Bağdat'a götürülen 11 askerimizin nasıl kötü muameleyle karşı karşıya bırakıldığını anlattı.
Irak'ın Süleymaniye kentinde 4 Temmuz 2003'te yaşanan ve Türk askerlerinin başına çuval geçirildiği baskın sırasında Özel Kuvvetler Komutanı Yardımcısı olan emekli Tuğgeneral Abdullah Kılıçarslan ilk kez konuştu.
Bağdat'a götürülen 11 askerimizin kötü muameleyle karşı karşıya bırakıldığını belirten Kılıçarslan, “Sorguda sert müdahale görünce, bizimki de karşısındakine tekme atmış” dedi. Kılıçarslan, İran tarafından esir alınan İngiliz askerlerinin açıklamaları için ise “Profesyonel askerin böyle açıklamalarda bulunması söz konusu olamaz. Askerlik şeref ve haysiyeti var” diye konuştu.
İngiliz esir krizini değerlendirdi
Kılıçarslan, İngiltere ile İran arasında yaşanan esir asker krizini değerlendirirken, Türk askerlerine Bağdat'ta yapılan sorgulamada yaşananlarla ilgili önemli bilgiler verdi:
“Sorguda, 'bunu yapıyorsunuz, şunu yapıyorsunuz' diye sorular sorulmuş çocuklara.

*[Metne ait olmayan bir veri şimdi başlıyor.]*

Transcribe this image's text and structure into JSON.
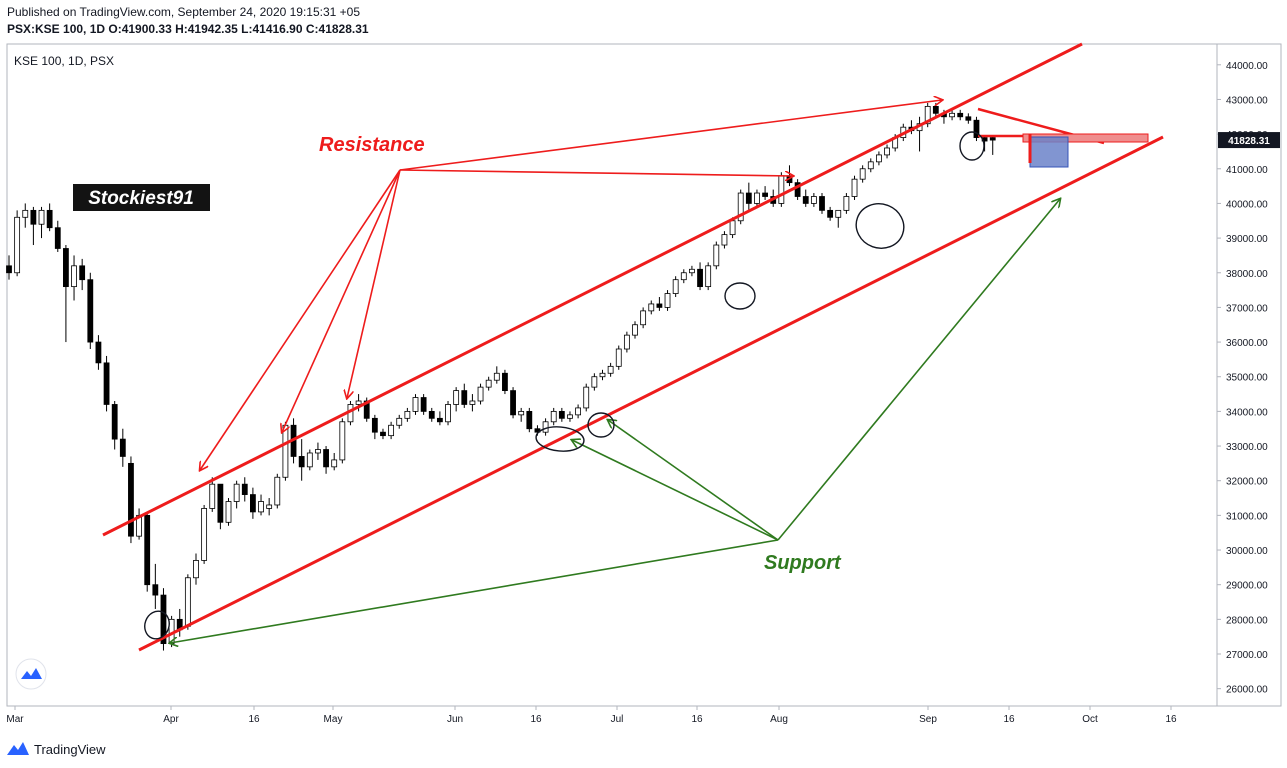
{
  "header": {
    "published": "Published on TradingView.com, September 24, 2020 19:15:31 +05",
    "ohlc": "PSX:KSE 100, 1D O:41900.33 H:41942.35 L:41416.90 C:41828.31"
  },
  "chart_data": {
    "type": "candlestick",
    "title": "KSE 100, 1D, PSX",
    "ylim": [
      25500,
      44600
    ],
    "y_ticks": [
      26000,
      27000,
      28000,
      29000,
      30000,
      31000,
      32000,
      33000,
      34000,
      35000,
      36000,
      37000,
      38000,
      39000,
      40000,
      41000,
      42000,
      43000,
      44000
    ],
    "y_tick_labels": [
      "26000.00",
      "27000.00",
      "28000.00",
      "29000.00",
      "30000.00",
      "31000.00",
      "32000.00",
      "33000.00",
      "34000.00",
      "35000.00",
      "36000.00",
      "37000.00",
      "38000.00",
      "39000.00",
      "40000.00",
      "41000.00",
      "42000.00",
      "43000.00",
      "44000.00"
    ],
    "x_tick_labels": [
      "Mar",
      "Apr",
      "16",
      "May",
      "Jun",
      "16",
      "Jul",
      "16",
      "Aug",
      "Sep",
      "16",
      "Oct",
      "16"
    ],
    "last_price_label": "41828.31",
    "last_price": 41828.31,
    "watermark": "Stockiest91",
    "annotations": {
      "resistance": "Resistance",
      "support": "Support"
    },
    "candles": [
      [
        38200,
        38500,
        37800,
        38000
      ],
      [
        38000,
        39800,
        37900,
        39600
      ],
      [
        39600,
        40000,
        39300,
        39800
      ],
      [
        39800,
        39900,
        38800,
        39400
      ],
      [
        39400,
        39900,
        39000,
        39800
      ],
      [
        39800,
        40000,
        39200,
        39300
      ],
      [
        39300,
        39500,
        38600,
        38700
      ],
      [
        38700,
        38800,
        36000,
        37600
      ],
      [
        37600,
        38500,
        37200,
        38200
      ],
      [
        38200,
        38400,
        37500,
        37800
      ],
      [
        37800,
        38000,
        35800,
        36000
      ],
      [
        36000,
        36200,
        35200,
        35400
      ],
      [
        35400,
        35600,
        34000,
        34200
      ],
      [
        34200,
        34300,
        32900,
        33200
      ],
      [
        33200,
        33500,
        32400,
        32700
      ],
      [
        32500,
        32700,
        30200,
        30400
      ],
      [
        30400,
        31200,
        30300,
        31000
      ],
      [
        31000,
        31100,
        28800,
        29000
      ],
      [
        29000,
        29600,
        28300,
        28700
      ],
      [
        28700,
        28900,
        27100,
        27300
      ],
      [
        27300,
        28100,
        27200,
        28000
      ],
      [
        28000,
        28300,
        27500,
        27700
      ],
      [
        27800,
        29300,
        27700,
        29200
      ],
      [
        29200,
        29900,
        29000,
        29700
      ],
      [
        29700,
        31300,
        29600,
        31200
      ],
      [
        31200,
        32100,
        31100,
        31900
      ],
      [
        31900,
        31900,
        30600,
        30800
      ],
      [
        30800,
        31500,
        30700,
        31400
      ],
      [
        31400,
        32000,
        31200,
        31900
      ],
      [
        31900,
        32100,
        31400,
        31600
      ],
      [
        31600,
        31800,
        30900,
        31100
      ],
      [
        31100,
        31600,
        31000,
        31400
      ],
      [
        31200,
        31500,
        31000,
        31300
      ],
      [
        31300,
        32200,
        31200,
        32100
      ],
      [
        32100,
        33700,
        32000,
        33600
      ],
      [
        33600,
        33800,
        32500,
        32700
      ],
      [
        32700,
        33200,
        32000,
        32400
      ],
      [
        32400,
        32900,
        32300,
        32800
      ],
      [
        32800,
        33100,
        32600,
        32900
      ],
      [
        32900,
        33000,
        32200,
        32400
      ],
      [
        32400,
        32800,
        32300,
        32600
      ],
      [
        32600,
        33800,
        32500,
        33700
      ],
      [
        33700,
        34300,
        33600,
        34200
      ],
      [
        34200,
        34500,
        34000,
        34300
      ],
      [
        34300,
        34400,
        33700,
        33800
      ],
      [
        33800,
        33900,
        33200,
        33400
      ],
      [
        33400,
        33500,
        33200,
        33300
      ],
      [
        33300,
        33700,
        33200,
        33600
      ],
      [
        33600,
        33900,
        33500,
        33800
      ],
      [
        33800,
        34100,
        33700,
        34000
      ],
      [
        34000,
        34500,
        33900,
        34400
      ],
      [
        34400,
        34500,
        33900,
        34000
      ],
      [
        34000,
        34100,
        33700,
        33800
      ],
      [
        33800,
        34000,
        33600,
        33700
      ],
      [
        33700,
        34300,
        33600,
        34200
      ],
      [
        34200,
        34700,
        34000,
        34600
      ],
      [
        34600,
        34800,
        34100,
        34200
      ],
      [
        34200,
        34500,
        34000,
        34300
      ],
      [
        34300,
        34800,
        34200,
        34700
      ],
      [
        34700,
        35000,
        34600,
        34900
      ],
      [
        34900,
        35300,
        34800,
        35100
      ],
      [
        35100,
        35200,
        34500,
        34600
      ],
      [
        34600,
        34700,
        33800,
        33900
      ],
      [
        33900,
        34100,
        33700,
        34000
      ],
      [
        34000,
        34100,
        33400,
        33500
      ],
      [
        33500,
        33600,
        33300,
        33400
      ],
      [
        33400,
        33800,
        33300,
        33700
      ],
      [
        33700,
        34100,
        33600,
        34000
      ],
      [
        34000,
        34100,
        33700,
        33800
      ],
      [
        33800,
        34000,
        33700,
        33900
      ],
      [
        33900,
        34200,
        33800,
        34100
      ],
      [
        34100,
        34800,
        34000,
        34700
      ],
      [
        34700,
        35100,
        34600,
        35000
      ],
      [
        35000,
        35200,
        34900,
        35100
      ],
      [
        35100,
        35400,
        35000,
        35300
      ],
      [
        35300,
        35900,
        35200,
        35800
      ],
      [
        35800,
        36300,
        35700,
        36200
      ],
      [
        36200,
        36600,
        36100,
        36500
      ],
      [
        36500,
        37000,
        36400,
        36900
      ],
      [
        36900,
        37200,
        36800,
        37100
      ],
      [
        37100,
        37300,
        36900,
        37000
      ],
      [
        37000,
        37500,
        36900,
        37400
      ],
      [
        37400,
        37900,
        37300,
        37800
      ],
      [
        37800,
        38100,
        37700,
        38000
      ],
      [
        38000,
        38200,
        37900,
        38100
      ],
      [
        38100,
        38300,
        37500,
        37600
      ],
      [
        37600,
        38300,
        37500,
        38200
      ],
      [
        38200,
        38900,
        38100,
        38800
      ],
      [
        38800,
        39200,
        38700,
        39100
      ],
      [
        39100,
        39600,
        39000,
        39500
      ],
      [
        39500,
        40400,
        39400,
        40300
      ],
      [
        40300,
        40600,
        39800,
        40000
      ],
      [
        40000,
        40400,
        39900,
        40300
      ],
      [
        40300,
        40500,
        40100,
        40200
      ],
      [
        40200,
        40400,
        39900,
        40000
      ],
      [
        40000,
        40900,
        39900,
        40800
      ],
      [
        40800,
        41100,
        40500,
        40600
      ],
      [
        40600,
        40700,
        40100,
        40200
      ],
      [
        40200,
        40400,
        39900,
        40000
      ],
      [
        40000,
        40300,
        39900,
        40200
      ],
      [
        40200,
        40300,
        39700,
        39800
      ],
      [
        39800,
        39900,
        39500,
        39600
      ],
      [
        39600,
        39700,
        39300,
        39800
      ],
      [
        39800,
        40300,
        39700,
        40200
      ],
      [
        40200,
        40800,
        40100,
        40700
      ],
      [
        40700,
        41100,
        40600,
        41000
      ],
      [
        41000,
        41300,
        40900,
        41200
      ],
      [
        41200,
        41500,
        41100,
        41400
      ],
      [
        41400,
        41700,
        41300,
        41600
      ],
      [
        41600,
        42000,
        41500,
        41900
      ],
      [
        41900,
        42300,
        41800,
        42200
      ],
      [
        42200,
        42400,
        42000,
        42100
      ],
      [
        42100,
        42500,
        41500,
        42300
      ],
      [
        42300,
        42900,
        42200,
        42800
      ],
      [
        42800,
        42900,
        42500,
        42600
      ],
      [
        42600,
        42700,
        42300,
        42500
      ],
      [
        42500,
        42700,
        42400,
        42600
      ],
      [
        42600,
        42700,
        42400,
        42500
      ],
      [
        42500,
        42600,
        42300,
        42400
      ],
      [
        42400,
        42500,
        41800,
        41900
      ],
      [
        41900,
        41950,
        41500,
        41800
      ],
      [
        41900,
        41940,
        41400,
        41828
      ]
    ],
    "shapes": {
      "resistance_line": [
        [
          0.77,
          30400
        ],
        [
          26.1,
          44600
        ]
      ],
      "support_line": [
        [
          1.5,
          27100
        ],
        [
          38.3,
          42200
        ]
      ],
      "sep_triangle_upper": [
        [
          36.2,
          42900
        ],
        [
          37.5,
          42200
        ]
      ],
      "sep_triangle_lower": [
        [
          36.2,
          42200
        ],
        [
          37.5,
          42200
        ]
      ]
    }
  }
}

Sorgu esnasında, şiddet kullanılmış. Çok uzatmamışlar, ama yemek vermemişler, susuz bırakmışlar, açıkta bırakmışlar. Ancak sorguda sert müdahale görünce, bizimki de tekme atmış karşısındakine. Ama bu tür faaliyetler, Türk personel olduklarını bildikleri için kısa kesilmiş”
Ağustos 2006'da emekli oldu
Askerlik kariyerinin önemli bir bölümünü Özel Kuvvetler Komutanlığı (ÖKK) çatısı altında geçiren Kılıçarslan'ı, kamuoyu Süleymaniye baskınıyla tanıdı. 2003'te Özel Kuvvetler Komutan, Yardımcılığı görevini yürüten Kılıçarslan, bölgeye giderek olayları Ankara'ya rapor eden üst düzey yetkili oldu. Kılıçarslan, Ağustos 2006'da Ankara Merkez Komutanlığı görevinden emekliye ayrıldı.
İngilizlerde korku ve panik
Kılıçarslan, İran'ın elindeki İngiliz askerlerin, tutum ve açıklamalarıyla ilgili olarak da şu değerlendirmelerde bulundu:
“Profesyonel bir askerin böyle açıklamalarda bulunması söz konusu olamaz. Bunlarda herhalde büyük korku, panik hâkim, tahmin ediyorum. Döndükleri zaman yargılanmaları lazım, ilgili ülke tarafından. Vermiş oldukları yemin var askerlikle ilgili. Hangi durumda neleri söyleyecekler, neleri söylemeyecekler. Askerlik şeref ve haysiyeti var. Milli onur var.”
Vatandaş, 'Vay anasını' dedi
“Türkiye'de halk, Irak devrik lideri Saddam Hüseyin'in idamında, Saddam'ı sevmese bile onun arkasına geçti. Aynı şey bu olayda da oldu. İran Cumhurbaşkanı Mahmud Ahmedinecad'ı sevmeyen Türk halkı, İngiltere'ye karşı yapmış olduğu bu hareketten dolayı ona sempati duydu. 'Vay anasını, biz yapamıyoruz, adam ne iş yaptı' dedi. İran'ın yaptığı yanlış. İlgili ülkenin askerlerini, kendi ülkesine karşı kullanmaya yönlendiriyor. Askerliğin bilinen evrensel kurallar içinde olmaması gereken bir konu. Onurlu bir duruş olması lazım esirler arasında. İlgili ülke de, esirlere onur ve haysiyetini kırmayacak şekilde davranmalı.”
Emekli Orgeneral Kemal Yavuz da İngiliz askerlerinin İran'ın propagandasına alet olduğunu belirterek, “Bunun hesabını mutlaka sorarlar, döndükten sonra yargılanırlar. Rehinelerin kendilerine yapılan baskıyı reddetmesi lazım. İran'ın tutumu da yanlış” dedi.